6.9 Managing Risk

The main consideration with all operation and maintenance activities and capital expenditures is how much risk the utility is willing to tolerate. The utility can spend less if it is willing to accept more risk (i.e., increased failures of high and medium risk assets) and more if it is willing to accept less risk (i.e., intervening to prevent failures for high and some medium risk assets.) The utility should invest money to reduce the failures it feels cannot be tolerated. This investment should be made in both operation and maintenance expenses and capital expenditures. Money should not be spent to prevent failures of low risk assets. These assets should be replaced after they fail.






As a starting point, a utility can ask itself the following questions:
  • Did we experience bad consequences from failures last year?
  • How bad were they for customers?
  • Did customers complain about the consequences of any of the failures?
  • Did we incur additional costs from fines or legal expenses because of severe consequences?
If the utility can say that there were few really severe consequences from failures, then perhaps the utility is appropriately managing its risk from asset failures. If the utility had a lot of negative consequences from failures and the customers are expressing concerns about failures, then perhaps the risk level is not well-managed.

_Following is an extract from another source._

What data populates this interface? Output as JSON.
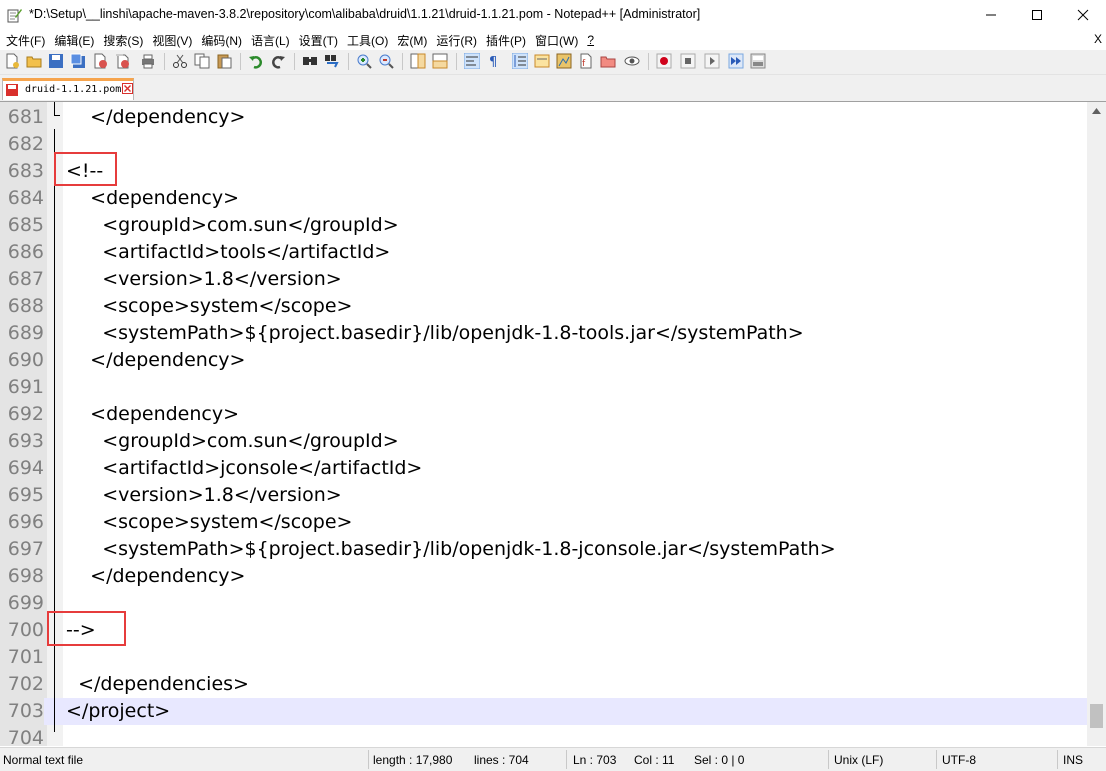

In that case, the next questions the utility should ask include:
  • Are we doing enough to prevent highrisk assets from failing?
  • Are the maintenance activities focused on the high risk assets?
  • Have we properly identified the high risk assets?
  • Will our customers be willing to pay more to reduce the risk in the facility?
All of the techniques and tools in this chapter should help the utility manage its risk at the appropriate level.

When I cannot bear the risk of that asset failing, I will replace it.